Les conséquences pécuniaires de l'absence de cause réelle et sérieuse au licenciement :
Au vu des circonstances de la rupture, de la taille de l'entreprise, de l'ancienneté dont justifie le salarié, sa rémunération, son expérience professionnelle et ses capacités à retrouver un emploi, la Cour est en possession des éléments suffisants pour fixer à 23000 € le montant de l'indemnité due pour licenciement sans cause réelle et sérieuse.
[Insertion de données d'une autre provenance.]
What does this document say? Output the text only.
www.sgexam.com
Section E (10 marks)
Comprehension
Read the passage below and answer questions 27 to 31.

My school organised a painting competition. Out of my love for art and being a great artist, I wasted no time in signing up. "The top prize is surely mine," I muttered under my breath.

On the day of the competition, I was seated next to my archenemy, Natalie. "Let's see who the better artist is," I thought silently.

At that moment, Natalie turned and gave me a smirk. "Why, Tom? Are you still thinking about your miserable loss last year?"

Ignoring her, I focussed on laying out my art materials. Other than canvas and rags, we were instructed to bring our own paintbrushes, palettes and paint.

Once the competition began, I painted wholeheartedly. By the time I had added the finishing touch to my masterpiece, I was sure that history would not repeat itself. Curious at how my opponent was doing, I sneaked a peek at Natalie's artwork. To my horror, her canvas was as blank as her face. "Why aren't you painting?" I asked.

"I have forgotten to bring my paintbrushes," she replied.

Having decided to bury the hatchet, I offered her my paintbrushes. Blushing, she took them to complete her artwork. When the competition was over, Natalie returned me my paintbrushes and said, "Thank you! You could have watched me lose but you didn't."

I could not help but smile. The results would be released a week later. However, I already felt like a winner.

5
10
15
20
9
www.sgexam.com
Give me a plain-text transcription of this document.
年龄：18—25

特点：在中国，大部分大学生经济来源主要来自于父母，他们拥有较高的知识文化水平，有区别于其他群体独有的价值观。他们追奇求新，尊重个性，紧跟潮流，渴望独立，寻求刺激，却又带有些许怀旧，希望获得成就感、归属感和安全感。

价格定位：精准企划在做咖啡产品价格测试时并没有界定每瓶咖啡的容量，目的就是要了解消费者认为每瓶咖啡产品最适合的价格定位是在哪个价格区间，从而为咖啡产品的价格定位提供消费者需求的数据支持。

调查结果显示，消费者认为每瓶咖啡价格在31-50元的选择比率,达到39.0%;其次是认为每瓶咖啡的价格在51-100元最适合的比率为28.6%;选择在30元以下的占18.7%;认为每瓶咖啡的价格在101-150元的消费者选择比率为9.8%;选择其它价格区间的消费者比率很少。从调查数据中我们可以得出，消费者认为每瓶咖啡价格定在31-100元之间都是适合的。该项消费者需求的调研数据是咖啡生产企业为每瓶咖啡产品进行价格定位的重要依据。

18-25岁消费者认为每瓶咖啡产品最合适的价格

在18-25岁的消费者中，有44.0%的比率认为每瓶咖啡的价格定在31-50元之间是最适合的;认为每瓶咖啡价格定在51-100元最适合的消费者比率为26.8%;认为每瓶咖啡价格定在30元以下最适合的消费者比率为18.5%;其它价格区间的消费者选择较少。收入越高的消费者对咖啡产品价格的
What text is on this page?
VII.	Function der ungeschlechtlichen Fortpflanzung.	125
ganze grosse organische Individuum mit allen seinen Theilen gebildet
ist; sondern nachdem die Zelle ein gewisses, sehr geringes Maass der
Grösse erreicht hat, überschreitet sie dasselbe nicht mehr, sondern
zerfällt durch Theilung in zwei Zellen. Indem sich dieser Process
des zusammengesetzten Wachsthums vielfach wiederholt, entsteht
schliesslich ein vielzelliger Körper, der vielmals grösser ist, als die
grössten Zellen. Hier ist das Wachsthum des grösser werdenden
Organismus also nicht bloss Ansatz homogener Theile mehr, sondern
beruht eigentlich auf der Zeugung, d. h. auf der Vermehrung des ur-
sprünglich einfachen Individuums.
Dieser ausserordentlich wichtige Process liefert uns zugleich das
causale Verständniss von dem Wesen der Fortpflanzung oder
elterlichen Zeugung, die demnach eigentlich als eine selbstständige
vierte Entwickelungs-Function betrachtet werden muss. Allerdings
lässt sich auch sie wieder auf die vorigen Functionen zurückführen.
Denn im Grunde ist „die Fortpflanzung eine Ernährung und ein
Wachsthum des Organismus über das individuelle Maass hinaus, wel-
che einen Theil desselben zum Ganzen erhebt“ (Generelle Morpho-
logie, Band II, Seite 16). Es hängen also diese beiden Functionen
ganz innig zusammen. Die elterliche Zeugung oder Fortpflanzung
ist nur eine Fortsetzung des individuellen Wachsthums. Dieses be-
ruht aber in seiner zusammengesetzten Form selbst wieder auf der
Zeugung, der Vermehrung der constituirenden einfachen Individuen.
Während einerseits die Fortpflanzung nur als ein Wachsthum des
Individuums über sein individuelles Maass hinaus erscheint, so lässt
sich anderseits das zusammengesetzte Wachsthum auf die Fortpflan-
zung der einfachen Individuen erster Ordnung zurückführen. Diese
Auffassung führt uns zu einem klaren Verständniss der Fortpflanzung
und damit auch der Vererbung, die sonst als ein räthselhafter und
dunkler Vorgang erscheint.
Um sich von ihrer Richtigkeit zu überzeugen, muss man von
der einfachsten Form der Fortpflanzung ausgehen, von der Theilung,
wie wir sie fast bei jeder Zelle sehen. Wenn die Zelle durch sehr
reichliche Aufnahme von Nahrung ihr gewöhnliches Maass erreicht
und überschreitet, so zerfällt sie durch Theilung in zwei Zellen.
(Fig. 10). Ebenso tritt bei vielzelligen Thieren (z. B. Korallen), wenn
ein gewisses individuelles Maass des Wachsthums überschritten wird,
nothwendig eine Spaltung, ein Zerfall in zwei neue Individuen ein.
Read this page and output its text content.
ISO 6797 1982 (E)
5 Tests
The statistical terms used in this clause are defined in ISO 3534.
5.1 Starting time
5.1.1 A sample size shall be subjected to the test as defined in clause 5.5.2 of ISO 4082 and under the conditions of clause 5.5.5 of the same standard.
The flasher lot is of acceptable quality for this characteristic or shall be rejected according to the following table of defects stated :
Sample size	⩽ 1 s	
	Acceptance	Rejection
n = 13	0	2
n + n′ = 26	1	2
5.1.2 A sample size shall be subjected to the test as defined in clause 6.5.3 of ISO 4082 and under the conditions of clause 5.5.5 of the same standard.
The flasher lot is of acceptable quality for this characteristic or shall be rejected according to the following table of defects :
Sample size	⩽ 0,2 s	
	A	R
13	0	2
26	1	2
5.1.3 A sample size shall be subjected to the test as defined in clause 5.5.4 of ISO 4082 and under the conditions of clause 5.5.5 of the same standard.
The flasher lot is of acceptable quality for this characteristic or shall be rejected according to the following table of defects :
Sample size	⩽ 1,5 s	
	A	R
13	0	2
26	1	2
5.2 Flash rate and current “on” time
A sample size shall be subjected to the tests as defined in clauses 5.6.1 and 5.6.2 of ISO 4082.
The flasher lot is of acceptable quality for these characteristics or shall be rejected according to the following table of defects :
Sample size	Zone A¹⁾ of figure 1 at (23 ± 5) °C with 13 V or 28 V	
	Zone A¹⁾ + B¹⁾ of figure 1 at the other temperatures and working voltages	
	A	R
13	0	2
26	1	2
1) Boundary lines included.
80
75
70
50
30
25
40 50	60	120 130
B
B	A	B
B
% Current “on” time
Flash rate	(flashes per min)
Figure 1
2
Le remboursement des indemnités de chômage :
En application des dispositions de l'article L1234-4 du code du travail, en cas de licenciement sans cause réelle et sérieuse, le juge ordonne le remboursement par l'employeur fautif aux organismes intéressés de tout ou partie des indemnités de chômage versées au salarié licencié du jour de son licenciement au jour du jugement prononcé, dans la limite de six mois d'indemnités.
Il convient d'ordonner le remboursement dans la limite de deux mois.
Les frais irrépétibles :
BATI FORM qui succombe en cause d'appel, sera condamnée à payer à Monsieur X... la somme de 2.000,00 € en application des dispositions de l'article 700 du code de procédure civile » ;

1°) ALORS QUE la preuve de l'impossibilité du reclassement est libre et peut notamment être rapportée par des éléments émanant de l'employeur lui-même ou de personnes placées sous sa subordination; que pour démontrer qu'il avait satisfait à son obligation de reclassement en proposant à Monsieur X... les postes de formateur et d'accompagnateur dans l'emploi, l'employeur versait aux débats le procès-verbal de la réunion de la cellule ad hoc de reclassement qu'il présidait ayant retenu qu'outre les deux postes proposés au salarié aucun poste n'était disponible dans les différentes sociétés du groupe AGROFORM; qu'en déniant force probante à ce document en ce qu'il émanait de l'employeur lui-même et de la directrice administrative qui est sa salariée et en exigeant la production d'éléments relatifs aux effectifs des autres sociétés du groupe au sens de l'obligation de reclassement, la Cour d'appel a violé l'article 1315 du Code civil ;

2°) ALORS QUE les recherches des possibilités de reclassement doivent être effectuées à l'intérieur du groupe auquel appartient l'employeur, parmi les entreprises dont les activités, l'organisation ou le lieu d'exploitation lui permettent d'effectuer la permutation de tout ou partie du personnel ; qu'en l'espèce, il existait une contestation des parties sur le périmètre du groupe au sein duquel les recherches de reclassement devaient être effectuées, le salarié étendant ce périmètre au groupe SIPAREX (concl. d'appel adverses p. 16), l'employeur le limitant au groupe AGROFORM, le groupe SIPAREX étant un simple actionnaire du Groupe AGROFORM (concl. d'appel de l'exposante p. 23, §10).; qu'en se bornant à retenir que l'employeur ne produisait aucun élément relatif aux effectifs des autres sociétés du groupe au sens de l'obligation de reclassement sans au préalable préciser la composition du groupe auquel appartenait l'entreprise, la Cour d'appel a privé sa décision de base légale au regard de l'article L. 1233-4 du Code du travail.